St. Michael Church has been a special place for the parish’s executive assistant, Christie Murphy. It’s where her children were baptized, received their first Communion and entered more deeply into their faith.

It’s also where her father, the late Deacon Wayne Davis, ministered from his ordination in 2008 until his death in 2019.

Yet the Jan. 30 dedication stands out for her.

“It’s probably one of the most exciting things that I’ve experienced in this parish,” Murphy said after the dedication Mass. “It’s been so anticipated. All of the parishioners have really contributed to the success of the campaign and to the building.”

She and other women in the parish assisted in the symbolically rich Mass by preparing the altar for the liturgy of the Eucharist. Minutes before, Archbishop Thompson had anointed it with chrism oil, rubbing it across the altar’s entire surface.

Murphy and the other women carefully used towels to soak up the excess chrism oil. She was pleased that such a mundane act of cleaning could become a sacred act of worship.

“It felt like we were ministering to Christ as we were trying to clean the altar and make it beautiful,” Murphy said.

She wished that more of her fellow parishioners could have been there to share in the church dedication. Seating was limited due to ongoing restrictions to slow the spread of the coronavirus.

“We wanted to fit more people in,” Murphy said. “That was hard. It was great that so many people were here and able to experience it. But I just wish that we could have had a full church.”
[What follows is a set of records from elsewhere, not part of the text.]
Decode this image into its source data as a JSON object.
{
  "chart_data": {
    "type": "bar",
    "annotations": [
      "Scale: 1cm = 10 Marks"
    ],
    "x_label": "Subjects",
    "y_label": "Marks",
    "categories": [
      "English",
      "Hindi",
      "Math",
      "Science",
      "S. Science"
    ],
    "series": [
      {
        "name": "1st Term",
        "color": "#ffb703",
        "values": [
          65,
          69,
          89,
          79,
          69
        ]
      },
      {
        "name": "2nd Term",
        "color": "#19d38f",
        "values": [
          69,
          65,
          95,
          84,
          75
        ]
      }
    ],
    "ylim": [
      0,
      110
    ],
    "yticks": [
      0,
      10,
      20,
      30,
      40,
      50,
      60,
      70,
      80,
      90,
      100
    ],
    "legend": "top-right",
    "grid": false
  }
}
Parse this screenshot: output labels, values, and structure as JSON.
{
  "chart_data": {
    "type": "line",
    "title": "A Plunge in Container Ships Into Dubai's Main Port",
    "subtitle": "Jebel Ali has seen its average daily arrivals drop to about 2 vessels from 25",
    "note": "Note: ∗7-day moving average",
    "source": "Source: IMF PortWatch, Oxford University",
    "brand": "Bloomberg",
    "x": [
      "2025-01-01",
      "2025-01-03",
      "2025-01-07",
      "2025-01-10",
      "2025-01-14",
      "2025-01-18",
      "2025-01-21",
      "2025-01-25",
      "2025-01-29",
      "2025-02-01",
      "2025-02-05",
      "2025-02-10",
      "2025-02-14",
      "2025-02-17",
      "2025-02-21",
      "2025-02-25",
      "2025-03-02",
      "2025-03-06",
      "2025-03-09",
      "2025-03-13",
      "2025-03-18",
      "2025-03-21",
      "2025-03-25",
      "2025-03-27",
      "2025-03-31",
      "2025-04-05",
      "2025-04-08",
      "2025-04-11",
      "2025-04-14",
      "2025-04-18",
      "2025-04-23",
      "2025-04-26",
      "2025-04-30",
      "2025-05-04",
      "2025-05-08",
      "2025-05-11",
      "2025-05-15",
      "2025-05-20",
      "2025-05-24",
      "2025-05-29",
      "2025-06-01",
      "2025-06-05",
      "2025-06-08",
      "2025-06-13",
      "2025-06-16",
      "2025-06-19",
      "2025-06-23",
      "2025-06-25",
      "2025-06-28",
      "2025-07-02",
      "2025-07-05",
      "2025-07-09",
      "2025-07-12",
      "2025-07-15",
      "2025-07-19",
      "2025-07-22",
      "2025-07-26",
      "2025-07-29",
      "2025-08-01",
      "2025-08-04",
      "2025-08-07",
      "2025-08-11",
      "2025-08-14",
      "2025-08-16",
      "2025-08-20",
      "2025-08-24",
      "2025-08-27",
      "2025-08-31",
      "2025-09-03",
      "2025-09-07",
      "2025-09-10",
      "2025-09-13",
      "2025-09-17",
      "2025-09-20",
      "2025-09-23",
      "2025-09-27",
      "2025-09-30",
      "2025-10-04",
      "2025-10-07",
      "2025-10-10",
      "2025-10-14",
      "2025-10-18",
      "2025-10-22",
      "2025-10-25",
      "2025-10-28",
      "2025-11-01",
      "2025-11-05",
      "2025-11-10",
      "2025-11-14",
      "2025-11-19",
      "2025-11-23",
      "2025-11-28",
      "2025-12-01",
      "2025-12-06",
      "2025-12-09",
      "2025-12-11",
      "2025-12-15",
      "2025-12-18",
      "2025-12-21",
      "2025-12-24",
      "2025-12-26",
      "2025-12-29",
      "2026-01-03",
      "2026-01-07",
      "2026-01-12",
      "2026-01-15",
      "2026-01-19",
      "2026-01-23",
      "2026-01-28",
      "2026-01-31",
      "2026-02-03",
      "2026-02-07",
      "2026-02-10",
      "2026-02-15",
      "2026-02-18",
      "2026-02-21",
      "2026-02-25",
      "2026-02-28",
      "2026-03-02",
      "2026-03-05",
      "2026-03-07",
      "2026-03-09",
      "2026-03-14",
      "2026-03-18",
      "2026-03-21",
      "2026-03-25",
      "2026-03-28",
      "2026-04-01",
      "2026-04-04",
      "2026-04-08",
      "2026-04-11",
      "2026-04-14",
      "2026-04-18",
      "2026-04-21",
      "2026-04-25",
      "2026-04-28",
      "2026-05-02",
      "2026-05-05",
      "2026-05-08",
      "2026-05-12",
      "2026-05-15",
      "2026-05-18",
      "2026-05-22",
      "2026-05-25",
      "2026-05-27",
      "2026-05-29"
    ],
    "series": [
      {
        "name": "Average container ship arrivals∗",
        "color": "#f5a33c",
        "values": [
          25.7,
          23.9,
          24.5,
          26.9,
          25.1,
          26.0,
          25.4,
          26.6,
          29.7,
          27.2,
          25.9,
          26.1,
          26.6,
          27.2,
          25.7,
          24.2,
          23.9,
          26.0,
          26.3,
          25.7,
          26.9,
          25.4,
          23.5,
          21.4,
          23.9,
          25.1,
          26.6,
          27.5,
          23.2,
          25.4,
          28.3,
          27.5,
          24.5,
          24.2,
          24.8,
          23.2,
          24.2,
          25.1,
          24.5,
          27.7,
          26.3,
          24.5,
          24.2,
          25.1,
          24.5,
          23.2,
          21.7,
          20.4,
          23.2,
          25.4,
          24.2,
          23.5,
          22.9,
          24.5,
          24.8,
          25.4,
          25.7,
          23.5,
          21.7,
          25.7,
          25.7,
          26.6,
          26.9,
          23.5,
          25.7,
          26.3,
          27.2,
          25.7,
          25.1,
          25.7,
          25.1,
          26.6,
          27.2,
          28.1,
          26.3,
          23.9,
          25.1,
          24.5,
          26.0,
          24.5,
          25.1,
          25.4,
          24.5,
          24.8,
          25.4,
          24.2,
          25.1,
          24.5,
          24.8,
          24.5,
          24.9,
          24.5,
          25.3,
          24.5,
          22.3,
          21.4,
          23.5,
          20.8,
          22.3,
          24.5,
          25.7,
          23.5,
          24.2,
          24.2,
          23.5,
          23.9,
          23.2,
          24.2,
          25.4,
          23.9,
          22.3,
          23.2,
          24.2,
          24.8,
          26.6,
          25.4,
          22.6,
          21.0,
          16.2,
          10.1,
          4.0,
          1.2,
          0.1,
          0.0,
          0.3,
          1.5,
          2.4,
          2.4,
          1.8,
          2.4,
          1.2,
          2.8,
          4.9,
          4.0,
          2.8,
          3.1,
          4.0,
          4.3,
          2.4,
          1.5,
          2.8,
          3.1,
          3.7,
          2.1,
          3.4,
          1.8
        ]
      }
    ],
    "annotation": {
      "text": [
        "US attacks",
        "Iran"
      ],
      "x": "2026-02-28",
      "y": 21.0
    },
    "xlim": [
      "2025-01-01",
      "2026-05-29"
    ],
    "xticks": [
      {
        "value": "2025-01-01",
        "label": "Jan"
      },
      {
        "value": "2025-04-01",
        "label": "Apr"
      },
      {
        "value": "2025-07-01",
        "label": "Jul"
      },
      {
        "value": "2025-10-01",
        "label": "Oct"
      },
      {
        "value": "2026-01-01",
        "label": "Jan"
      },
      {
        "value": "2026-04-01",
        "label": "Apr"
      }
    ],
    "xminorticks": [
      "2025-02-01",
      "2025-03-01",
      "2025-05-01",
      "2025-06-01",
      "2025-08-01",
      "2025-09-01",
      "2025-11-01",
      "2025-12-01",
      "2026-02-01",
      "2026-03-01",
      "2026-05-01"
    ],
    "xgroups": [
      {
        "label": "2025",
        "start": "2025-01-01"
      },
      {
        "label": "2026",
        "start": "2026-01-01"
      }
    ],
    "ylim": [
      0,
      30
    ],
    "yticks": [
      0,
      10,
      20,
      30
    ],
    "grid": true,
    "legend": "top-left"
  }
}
Murphy’s desire to gather with more parishioners points to her and O’Donnell’s belief that the renovation is a sign of a positive future for St. Michael Parish.

“I think parishioners will be excited when they are in the renovated church and see the expanded narthex,” O’Donnell said. “I think the pandemic has maybe sapped some energy from all phases of life. Hopefully, it will inject a new enthusiasm.”

“We’re a very faithful parish,” Murphy said. “We’re an engaged parish. Going forward, that’s just going to continue. The changes to the building will help inspire changes within the parish. We’ll become more active and cohesive. It breathes a new life into the parish.”